Pour ce qui concerne les labos du CNRS, je peux citer la découverte que j’ai faite avec mon collaborateur Pierre Porcher de la luminescence du prométhium (une terre rare qui n’existe pas dans la nature). C’est une histoire rocambolesque. Le CEA s’est trouvé en possession d’une grande quantité de prométhium récupérée je ne sais pas où. La structure des niveaux d’énergie était connue et il y avait un grand trou qui laissait prévoir une luminescence infrarouge intéressante comme dans le cas du néodyme. D’autant qu’on pouvait espérer faire un laser auto-entretenu car le prométhium est radioactif donc capable de s’auto exciter. On avait un contrat de l’armée pour faire un laser liquide. De l’oxychlorure de phosphore, un mélange hyper toxique dans lequel on a mis du prométhium. On a fait un spectrographe. Au début, on avait bien protégé les côtés mais pas le dessus. La jeune femme qui travaillait sur un appareil à rayons X à l’étage au dessus est venue affolée nous dire que le détecteur marchait tout seul ! C’est dire l’intensité du rayonnement émis par le prométhium ! Mais on a trouvé la luminescence proche infrarouge, très intense. On a essayé de faire la manip laser à Saclay. On a mis le produit dans la cavité on a eu juste eu le temps de voir quelque chose car le rayonnement était si puissant qu’il a détruit les deux miroirs nécessaires pour faire un laser...

BBV : Avez vous jamais songé à prendre des brevets à Bellevue ?

PC : On ne prenait pas de brevets. Qu’est-ce qui se passe quand on est en position de prendre un brevet ? Le CNRS donne à l’inventeur 50% des royalties à condition que quelqu’un achète le brevet. C’est potentiellement intéressant. Mais le brevet met la chose dans le domaine public. Si tu n’as pas une armée d’avocats pour défendre tes droits face aux contrefaçons ce n’est pas la peine. J’avais pris un brevet sur des couches minces de dysprosium métal qui avaient la propriété intéressante de décomposer l’eau et de capturer l’hydrogène. C’était une idée. Mais il valait mieux faire discrètement quelque chose avec Rhône-Poulenc qui donnait des miettes, car c’est toujours mieux que rien.
Le prométhium en revanche n’intéressait que le CEA, mais nous avons publié notre travail et plus tard il a été utilisé par des collègues américains pour des appareils dans des satellites. C’est la seule trace d’une publication qui a servi précisément à quelque chose. On a publié les spectres de dizaines de composés, on a semé. On a proposé des idées. C’est cela la recherche fondamentale.

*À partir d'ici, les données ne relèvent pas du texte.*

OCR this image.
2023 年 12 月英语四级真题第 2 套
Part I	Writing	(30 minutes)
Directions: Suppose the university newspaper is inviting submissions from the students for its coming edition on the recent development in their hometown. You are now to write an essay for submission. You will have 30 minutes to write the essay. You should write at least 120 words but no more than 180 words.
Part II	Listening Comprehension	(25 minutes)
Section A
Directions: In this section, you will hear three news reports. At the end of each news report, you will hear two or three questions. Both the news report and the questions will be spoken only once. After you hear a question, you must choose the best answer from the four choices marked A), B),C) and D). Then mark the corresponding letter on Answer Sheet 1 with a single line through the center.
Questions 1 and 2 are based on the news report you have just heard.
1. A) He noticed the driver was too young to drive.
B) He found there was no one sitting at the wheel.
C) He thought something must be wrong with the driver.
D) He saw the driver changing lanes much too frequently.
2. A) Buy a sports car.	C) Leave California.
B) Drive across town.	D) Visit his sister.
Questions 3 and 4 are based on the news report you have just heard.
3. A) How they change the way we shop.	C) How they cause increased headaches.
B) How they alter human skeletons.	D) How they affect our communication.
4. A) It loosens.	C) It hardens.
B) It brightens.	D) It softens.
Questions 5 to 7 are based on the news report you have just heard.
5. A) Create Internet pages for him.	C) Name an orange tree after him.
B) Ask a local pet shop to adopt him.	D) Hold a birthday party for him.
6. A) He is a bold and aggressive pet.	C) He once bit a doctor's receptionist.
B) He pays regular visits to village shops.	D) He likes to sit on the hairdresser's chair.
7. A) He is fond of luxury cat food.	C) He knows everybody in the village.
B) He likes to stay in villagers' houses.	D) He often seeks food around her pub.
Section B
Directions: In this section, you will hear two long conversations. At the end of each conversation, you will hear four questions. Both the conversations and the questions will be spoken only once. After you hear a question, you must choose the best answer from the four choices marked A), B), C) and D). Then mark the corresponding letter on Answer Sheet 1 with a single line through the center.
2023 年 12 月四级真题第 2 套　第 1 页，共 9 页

BBV : Penses-tu que le développement de la chimie des terres rares en France est principalement le fait du CNRS ?

PC : Oui le CNRS et les grands laboratoires universitaires comme ceux de Grenoble et de Lyon, et d’autres, ont fait tout cet effort qui a débouché sur les matériaux luminophores, les aimants, les catalyseurs, etc.